Radhya al-Mutawakel, Chairperson of Mwatana Organization for Human Rights, which documents and gives voice to survivors of human rights violations by all sides of the conflict in Yemen, addressed the Security Council as well. She expressed agreement with O’Brien’s statement and added that parties to the conflict have recruited child soldiers and that the collapse of state institutions has led to the growth of extremist groups. She discussed Coalition airstrikes on hospitals, schools, factories, residential areas, and other civilian targets, as well as the use of landmines by forces loyal to the Houthis and Ali Abdullah Saleh. She lambasted both parties for indiscriminately shelling civilian areas. She also mentioned the repression of the free press and harassment of minorities such as Yemen’s Baha’i community, and she emphasized that women in particular are harmed by the war.
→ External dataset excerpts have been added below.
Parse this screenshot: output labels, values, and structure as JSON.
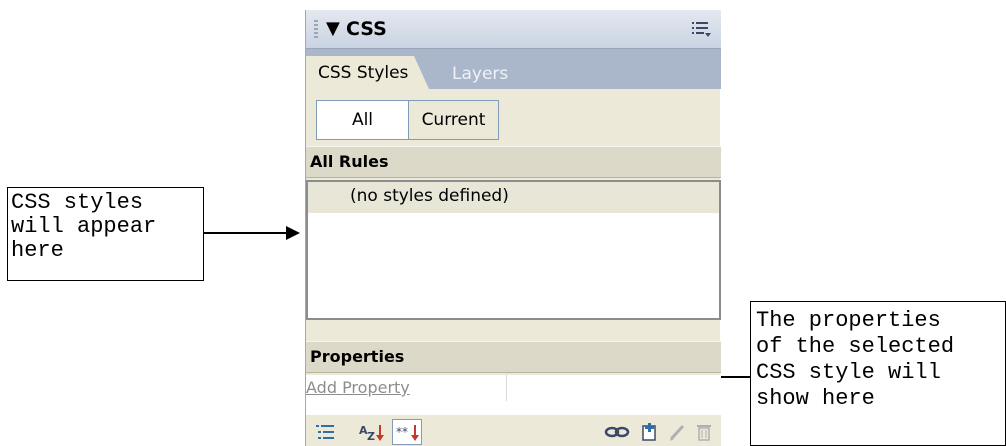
{
  "callouts": {
    "left_text": "CSS styles\nwill appear\nhere",
    "right_text": "The properties\nof the selected\nCSS style will\nshow here"
  },
  "panel": {
    "title": "CSS",
    "tabs": [
      {
        "label": "CSS Styles",
        "active": true
      },
      {
        "label": "Layers",
        "active": false
      }
    ],
    "mode_buttons": [
      {
        "label": "All",
        "selected": true
      },
      {
        "label": "Current",
        "selected": false
      }
    ],
    "rules_header": "All Rules",
    "rules_empty_text": "(no styles defined)",
    "properties_header": "Properties",
    "add_property_link": "Add Property",
    "toolbar_icons": [
      "category-view-icon",
      "alphabetical-view-icon",
      "set-properties-view-icon",
      "attach-stylesheet-icon",
      "new-css-rule-icon",
      "edit-style-icon",
      "delete-css-rule-icon"
    ]
  },
  "colors": {
    "panel_bg": "#ece9d8",
    "titlebar": "#c9d3e2",
    "tabbar": "#aab7cb"
  }
}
Al-Mutawakel called on the Security Council to facilitate unbiased peace negotiations intentionally inclusive of women, youth, and civil society groups. She also asked the Council to prevent arms transfers to warring parties and to take urgent action to mitigate the suffering of Yemeni civilians in several ways, including by establishing a commission to investigate violations of human rights, demanding an end to the targeting of civilians, bringing about the release of arbitrarily held civilian detainees, ensuring unhindered access to humanitarian aid, reopening the San’a airport and preventing an attack on al-Hudaydah Port, facilitating the payment of government employee salaries, and working for freedom of the press.